Protocol of the Session on May 21, 2015

Ich erteile das Wort zunächst der Frau Berichterstatterin des Innen- und Rechtsausschusses, der Abgeordneten Barbara Ostmeier.

Sehr geehrter Herr Präsident! Ich verweise auf die Vorlage.

Vielen Dank für die ausführliche Berichterstattung. - Mit den Anträgen zu a) und b) werden mündliche Berichte in dieser Tagung erbeten. Ich lasse zunächst darüber abstimmen - - Zur Geschäftsordnung Frau Abgeordnete Herdejürgen.
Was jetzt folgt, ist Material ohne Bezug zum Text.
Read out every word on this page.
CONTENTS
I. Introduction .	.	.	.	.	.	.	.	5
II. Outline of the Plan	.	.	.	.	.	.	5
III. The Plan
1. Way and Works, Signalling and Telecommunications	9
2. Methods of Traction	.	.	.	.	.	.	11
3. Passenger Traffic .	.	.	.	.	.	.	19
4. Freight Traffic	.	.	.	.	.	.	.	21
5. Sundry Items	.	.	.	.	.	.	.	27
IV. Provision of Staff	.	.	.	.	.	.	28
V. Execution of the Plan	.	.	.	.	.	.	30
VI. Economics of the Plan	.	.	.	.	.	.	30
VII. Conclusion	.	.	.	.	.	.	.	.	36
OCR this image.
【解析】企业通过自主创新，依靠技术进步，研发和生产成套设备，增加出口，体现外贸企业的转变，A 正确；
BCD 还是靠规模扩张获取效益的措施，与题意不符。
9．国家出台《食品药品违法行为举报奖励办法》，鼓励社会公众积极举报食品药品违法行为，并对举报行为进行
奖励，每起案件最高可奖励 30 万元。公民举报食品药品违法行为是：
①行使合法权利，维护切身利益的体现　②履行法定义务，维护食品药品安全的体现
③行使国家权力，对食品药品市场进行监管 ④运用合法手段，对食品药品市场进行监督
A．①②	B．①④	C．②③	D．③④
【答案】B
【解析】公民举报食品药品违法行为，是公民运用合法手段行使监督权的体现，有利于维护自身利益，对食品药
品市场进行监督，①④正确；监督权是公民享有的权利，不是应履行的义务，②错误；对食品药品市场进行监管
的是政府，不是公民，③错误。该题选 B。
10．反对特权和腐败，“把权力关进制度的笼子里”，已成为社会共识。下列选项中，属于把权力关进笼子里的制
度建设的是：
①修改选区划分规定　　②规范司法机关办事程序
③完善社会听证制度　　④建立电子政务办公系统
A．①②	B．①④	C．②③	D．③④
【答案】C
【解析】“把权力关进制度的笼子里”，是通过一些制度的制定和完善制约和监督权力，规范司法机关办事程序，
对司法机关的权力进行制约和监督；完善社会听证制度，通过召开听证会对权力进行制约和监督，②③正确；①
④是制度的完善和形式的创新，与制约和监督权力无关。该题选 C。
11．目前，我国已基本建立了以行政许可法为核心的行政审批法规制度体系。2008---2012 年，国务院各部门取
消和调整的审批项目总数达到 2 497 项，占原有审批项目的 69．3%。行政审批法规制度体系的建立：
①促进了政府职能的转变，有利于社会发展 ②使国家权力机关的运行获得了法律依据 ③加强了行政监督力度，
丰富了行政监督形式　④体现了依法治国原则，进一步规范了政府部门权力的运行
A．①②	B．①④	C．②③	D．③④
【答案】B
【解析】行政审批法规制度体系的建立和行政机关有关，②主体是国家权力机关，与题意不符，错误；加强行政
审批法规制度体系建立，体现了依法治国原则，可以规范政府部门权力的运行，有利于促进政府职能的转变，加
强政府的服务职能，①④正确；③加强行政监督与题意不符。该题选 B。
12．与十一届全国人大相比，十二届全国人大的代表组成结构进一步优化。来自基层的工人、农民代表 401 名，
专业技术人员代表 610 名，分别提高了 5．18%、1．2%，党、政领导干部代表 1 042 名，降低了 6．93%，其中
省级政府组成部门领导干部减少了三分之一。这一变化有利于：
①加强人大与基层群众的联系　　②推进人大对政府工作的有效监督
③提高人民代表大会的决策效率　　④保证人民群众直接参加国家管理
Herr Präsident! Liebe Kolleginnen und Kollegen! Es ist durchaus üblich, dass in diesem Hause Berichtsanträgen die Zustimmung gegeben wird. Das setzt allerdings voraus, dass die mündlichen Berichte, die hier abgefragt werden, eine Form haben, die sich für einen mündlichen Bericht eignet. Das ist aus unserer Sicht bei diesen Berichtsanträgen der PIRATEN nicht der Fall. Wir möchten vermeiden, dass hier Tabellen und Haushaltsstellen verlesen werden müssen.

Wir möchten selbstverständlich die geforderten Berichte zum G-7-Gipfel hören, stimmen aber diesen Fragestellungen ausdrücklich nicht zu. Sie sind denke ich - für Kleine Anfragen oder einen schriftlichen Bericht geeignet.

Zu unserem Abstimmungsverhalten: Wir werden dem Berichtsantrag selbstverständlich zustimmen, aber teilen damit ausdrücklich nicht die Fragestellungen, die hier aufgeworfen worden sind.

(Beifall SPD, BÜNDNIS 90/DIE GRÜNEN, SSW und Dr. Ekkehard Klug [FDP])

(Wolfgang Kubicki)

Vielen Dank für diese Bemerkung zur Geschäftsordnung.

Ich frage jetzt also noch einmal: Wer zustimmen möchte, den bitte ich jetzt um das Handzeichen. Das ist einstimmig so beschlossen.

Ich erteile dann für die Landesregierung dem Minister für Inneres und Bundesangelegenheiten, Stefan Studt, das Wort.

Sehr geehrter Herr Präsident! Meine Damen und Herren! Gerne berichte ich zum G-7-Gipfel. Ich denke, bei der einen oder anderen Frage, die in den Berichtsanträgen dargestellt ist, mögen Sie überlegen, ob Sie sie in einer Kleinen Anfrage präzisieren. In der Tat wäre es etwas schwierig, das jetzt hier im Einzelnen darzustellen.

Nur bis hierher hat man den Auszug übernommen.